From Spark Java App submitted to the Spark Cluster hosted on my machine, I am trying to connect to a Cassandra DB hosted on my machine @ 127.0.0.1:9042 and my Spring Boot application is failing to start.
Approach 1 -
** Based on the Spark-Cassandra-Connector link I had included the below in the POM file -**
<dependency>
<groupId>org.apache.spark</groupId>
<artifactId>spark-core_2.11</artifactId>
<version>2.0.0</version>
</dependency>
<dependency>
<groupId>com.datastax.spark</groupId>
<artifactId>spark-cassandra-connector_2.11</artifactId>
<version>2.0.0-M3</version>
</dependency>
<dependency>
<groupId>org.apache.spark</groupId>
<artifactId>spark-streaming_2.11</artifactId>
<version>2.0.0</version>
</dependency>
Approach 1 - NoSuchMethodError - Log File:
16/09/08 15:12:50 ERROR SpringApplication: Application startup failed
java.lang.NoSuchMethodError: com.datastax.driver.core.KeyspaceMetadata.getMaterializedViews()Ljava/util/Collection;
at com.datastax.spark.connector.cql.Schema$.com$datastax$spark$connector$cql$Schema$$fetchTables$1(Schema.scala:281)
at com.datastax.spark.connector.cql.Schema$$anonfun$com$datastax$spark$connector$cql$Schema$$fetchKeyspaces$1$2.apply(Schema.scala:305)
at com.datastax.spark.connector.cql.Schema$$anonfun$com$datastax$spark$connector$cql$Schema$$fetchKeyspaces$1$2.apply(Schema.scala:304)
at scala.collection.TraversableLike$WithFilter$$anonfun$map$2.apply(TraversableLike.scala:683)
at scala.collection.immutable.HashSet$HashSet1.foreach(HashSet.scala:316)
at scala.collection.immutable.HashSet$HashTrieSet.foreach(HashSet.scala:972)
at scala.collection.immutable.HashSet$HashTrieSet.foreach(HashSet.scala:972)
at scala.collection.TraversableLike$WithFilter.map(TraversableLike.scala:682)

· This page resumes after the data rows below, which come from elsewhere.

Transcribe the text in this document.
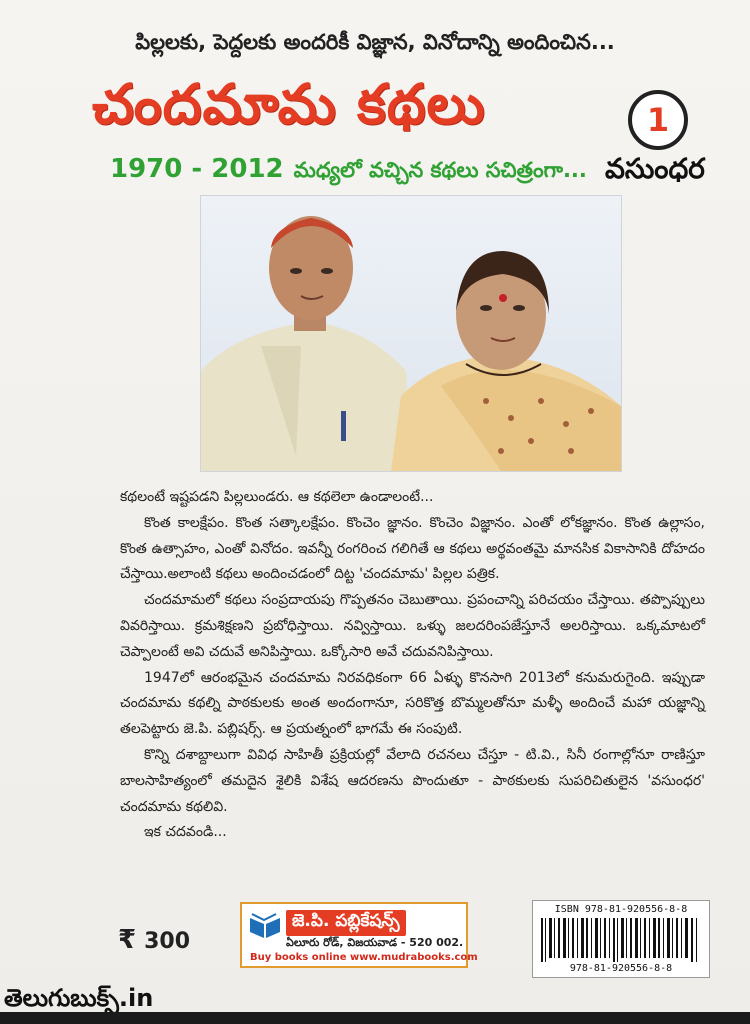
పిల్లలకు, పెద్దలకు అందరికీ విజ్ఞాన, వినోదాన్ని అందించిన...
చందమామ కథలు	1
1970 - 2012 మధ్యలో వచ్చిన కథలు సచిత్రంగా... వసుంధర

కథలంటే ఇష్టపడని పిల్లలుండరు. ఆ కథలెలా ఉండాలంటే...

కొంత కాలక్షేపం. కొంత సత్కాలక్షేపం. కొంచెం జ్ఞానం. కొంచెం విజ్ఞానం. ఎంతో లోకజ్ఞానం. కొంత ఉల్లాసం, కొంత ఉత్సాహం, ఎంతో వినోదం. ఇవన్నీ రంగరించ గలిగితే ఆ కథలు అర్థవంతమై మానసిక వికాసానికి దోహదం చేస్తాయి.అలాంటి కథలు అందించడంలో దిట్ట 'చందమామ' పిల్లల పత్రిక.

చందమామలో కథలు సంప్రదాయపు గొప్పతనం చెబుతాయి. ప్రపంచాన్ని పరిచయం చేస్తాయి. తప్పొప్పులు వివరిస్తాయి. క్రమశిక్షణని ప్రబోధిస్తాయి. నవ్విస్తాయి. ఒళ్ళు జలదరింపజేస్తూనే అలరిస్తాయి. ఒక్కమాటలో చెప్పాలంటే అవి చదువే అనిపిస్తాయి. ఒక్కోసారి అవే చదువనిపిస్తాయి.

1947లో ఆరంభమైన చందమామ నిరవధికంగా 66 ఏళ్ళు కొనసాగి 2013లో కనుమరుగైంది. ఇప్పుడా చందమామ కథల్ని పాఠకులకు అంత అందంగానూ, సరికొత్త బొమ్మలతోనూ మళ్ళీ అందించే మహా యజ్ఞాన్ని తలపెట్టారు జె.పి. పబ్లిషర్స్. ఆ ప్రయత్నంలో భాగమే ఈ సంపుటి.

కొన్ని దశాబ్దాలుగా వివిధ సాహితీ ప్రక్రియల్లో వేలాది రచనలు చేస్తూ - టి.వి., సినీ రంగాల్లోనూ రాణిస్తూ బాలసాహిత్యంలో తమదైన శైలికి విశేష ఆదరణను పొందుతూ - పాఠకులకు సుపరిచితులైన 'వసుంధర' చందమామ కథలివి.

ఇక చదవండి...

₹ 300
జె.పి. పబ్లికేషన్స్
ఏలూరు రోడ్, విజయవాడ - 520 002.
Buy books online www.mudrabooks.com
ISBN 978-81-920556-8-8
978-81-920556-8-8
తెలుగుబుక్స్.in
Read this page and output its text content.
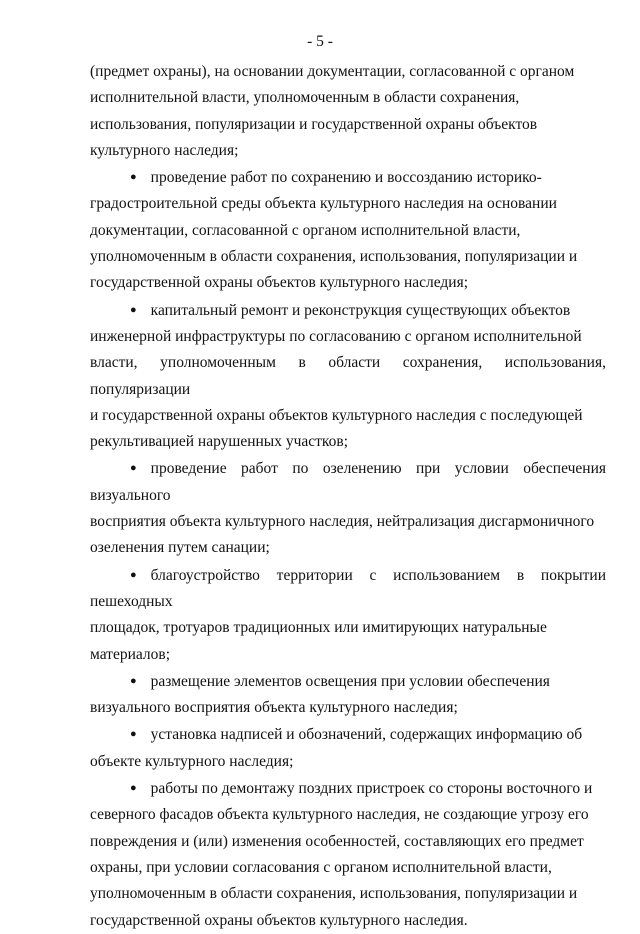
- 5 -

(предмет охраны), на основании документации, согласованной с органом
исполнительной власти, уполномоченным в области сохранения,
использования, популяризации и государственной охраны объектов
культурного наследия;

● проведение работ по сохранению и воссозданию историко-
градостроительной среды объекта культурного наследия на основании
документации, согласованной с органом исполнительной власти,
уполномоченным в области сохранения, использования, популяризации и
государственной охраны объектов культурного наследия;

● капитальный ремонт и реконструкция существующих объектов
инженерной инфраструктуры по согласованию с органом исполнительной
власти, уполномоченным в области сохранения, использования, популяризации
и государственной охраны объектов культурного наследия с последующей
рекультивацией нарушенных участков;

● проведение работ по озеленению при условии обеспечения визуального
восприятия объекта культурного наследия, нейтрализация дисгармоничного
озеленения путем санации;

● благоустройство территории с использованием в покрытии пешеходных
площадок, тротуаров традиционных или имитирующих натуральные
материалов;

● размещение элементов освещения при условии обеспечения
визуального восприятия объекта культурного наследия;

● установка надписей и обозначений, содержащих информацию об
объекте культурного наследия;

● работы по демонтажу поздних пристроек со стороны восточного и
северного фасадов объекта культурного наследия, не создающие угрозу его
повреждения и (или) изменения особенностей, составляющих его предмет
охраны, при условии согласования с органом исполнительной власти,
уполномоченным в области сохранения, использования, популяризации и
государственной охраны объектов культурного наследия.
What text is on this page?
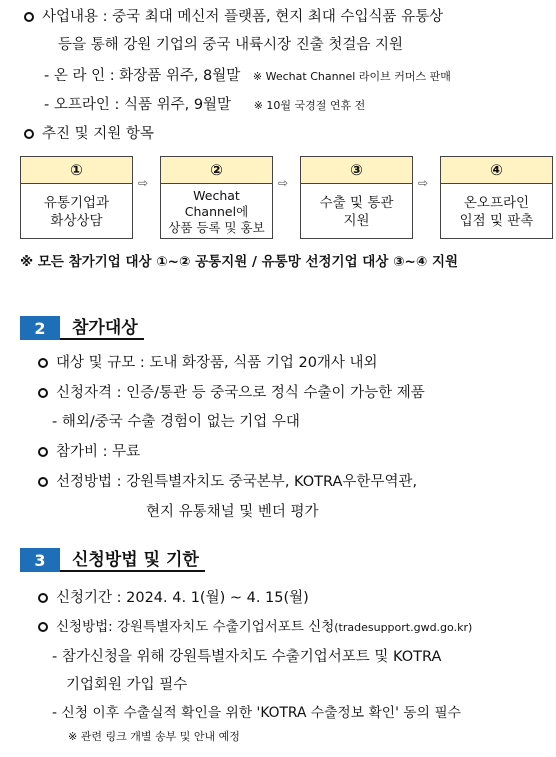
사업내용 : 중국 최대 메신저 플랫폼, 현지 최대 수입식품 유통상
등을 통해 강원 기업의 중국 내륙시장 진출 첫걸음 지원
- 온 라 인 : 화장품 위주, 8월말 ※ Wechat Channel 라이브 커머스 판매
- 오프라인 : 식품 위주, 9월말 ※ 10월 국경절 연휴 전
추진 및 지원 항목
①
유통기업과
화상상담
⇨
②
Wechat
Channel에
상품 등록 및 홍보
⇨
③
수출 및 통관
지원
⇨
④
온오프라인
입점 및 판촉
※ 모든 참가기업 대상 ①~② 공통지원 / 유통망 선정기업 대상 ③~④ 지원
2	참가대상
대상 및 규모 : 도내 화장품, 식품 기업 20개사 내외
신청자격 : 인증/통관 등 중국으로 정식 수출이 가능한 제품
- 해외/중국 수출 경험이 없는 기업 우대
참가비 : 무료
선정방법 : 강원특별자치도 중국본부, KOTRA우한무역관,
현지 유통채널 및 벤더 평가
3	신청방법 및 기한
신청기간 : 2024. 4. 1(월) ~ 4. 15(월)
신청방법: 강원특별자치도 수출기업서포트 신청(tradesupport.gwd.go.kr)
- 참가신청을 위해 강원특별자치도 수출기업서포트 및 KOTRA
기업회원 가입 필수
- 신청 이후 수출실적 확인을 위한 'KOTRA 수출정보 확인' 동의 필수
※ 관련 링크 개별 송부 및 안내 예정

at com.datastax.spark.connector.cql.Schema$.com$datastax$spark$connector$cql$Schema$$fetchKeyspaces$1(Schema.scala:304)
at com.datastax.spark.connector.cql.Schema$$anonfun$fromCassandra$1.apply(Schema.scala:325)
at com.datastax.spark.connector.cql.Schema$$anonfun$fromCassandra$1.apply(Schema.scala:322)
at com.datastax.spark.connector.cql.CassandraConnector$$anonfun$withClusterDo$1.apply(CassandraConnector.scala:122)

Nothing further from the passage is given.